Most of the paintings are oil on canvas, but some are sketches from Hogin’s personal notebooks and watercolors on paper.

Hogin says her works primarily consist of “allegorical paintings of mutant plants and animals in languishing, overgrown settings or posed as though for classical still life or portraiture.”

Hogin’s paintings are fascinating, evoking memories of Henri Rousseau – leafy greenery and subjects nearly phosphorescent in color and brightness.

HSU sophomore Kelsey Briscoe, 20, agrees.

“These paintings are super interesting,” Briscoe said in front of Hogin’s painting “Sugar Trilogy I: Tricks,” which depicts a rather murderous blood-soaked bunny seated in front of an Easter candy. “This is definitely some commentary on capitalism and that sort of ‘Hallmark-holiday-card’ consumerism.”

HSU junior Logan Clark stopped by to check out the exhibit on a whim and was pleasantly surprised by the display.

Looking at “Echo Turnpike,” a painting that depicts several formidable tangerine crocodiles in front of the wreckage of a turnpike, “All the subjects of her paintings tend to be bright, while the background is monochromatic or even dull,” Clark said. “She seems to really focus on one main thing.”

Visitors also have the opportunity to utilize skills demonstrated to them through HSU’s art department.

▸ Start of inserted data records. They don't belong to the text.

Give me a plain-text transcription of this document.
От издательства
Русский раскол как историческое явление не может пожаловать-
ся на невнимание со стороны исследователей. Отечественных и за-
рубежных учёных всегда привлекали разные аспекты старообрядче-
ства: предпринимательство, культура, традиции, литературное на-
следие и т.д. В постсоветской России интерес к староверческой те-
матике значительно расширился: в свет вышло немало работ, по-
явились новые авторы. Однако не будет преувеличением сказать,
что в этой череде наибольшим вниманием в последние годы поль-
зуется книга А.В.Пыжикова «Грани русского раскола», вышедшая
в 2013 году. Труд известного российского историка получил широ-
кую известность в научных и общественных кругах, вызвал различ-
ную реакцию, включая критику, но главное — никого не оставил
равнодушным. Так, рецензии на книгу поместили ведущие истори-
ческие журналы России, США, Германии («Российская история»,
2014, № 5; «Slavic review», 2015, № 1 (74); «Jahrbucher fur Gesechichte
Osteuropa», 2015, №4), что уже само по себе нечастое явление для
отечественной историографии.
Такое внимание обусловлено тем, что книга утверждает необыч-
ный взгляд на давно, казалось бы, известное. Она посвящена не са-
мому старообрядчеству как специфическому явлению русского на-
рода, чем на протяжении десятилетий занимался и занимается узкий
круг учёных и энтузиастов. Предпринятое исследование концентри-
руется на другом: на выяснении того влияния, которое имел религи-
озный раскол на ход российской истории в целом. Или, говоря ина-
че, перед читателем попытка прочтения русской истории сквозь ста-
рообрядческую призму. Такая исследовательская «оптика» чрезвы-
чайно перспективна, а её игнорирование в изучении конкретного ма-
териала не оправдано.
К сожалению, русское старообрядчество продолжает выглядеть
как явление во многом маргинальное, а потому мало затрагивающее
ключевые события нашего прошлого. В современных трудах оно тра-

Patricia Ely, a 19-year-old sophomore at HSU visited the gallery during her 20th century art class.

“It’s crazy being in here and seeing actual parallels in this artwork and what I’m currently learning about,” Ely said. “I feel like this is all really familiar to me.”

The exhibition to Hogin’s works is located at the Reese Bullen Gallery (Art B, room 101) until March 31.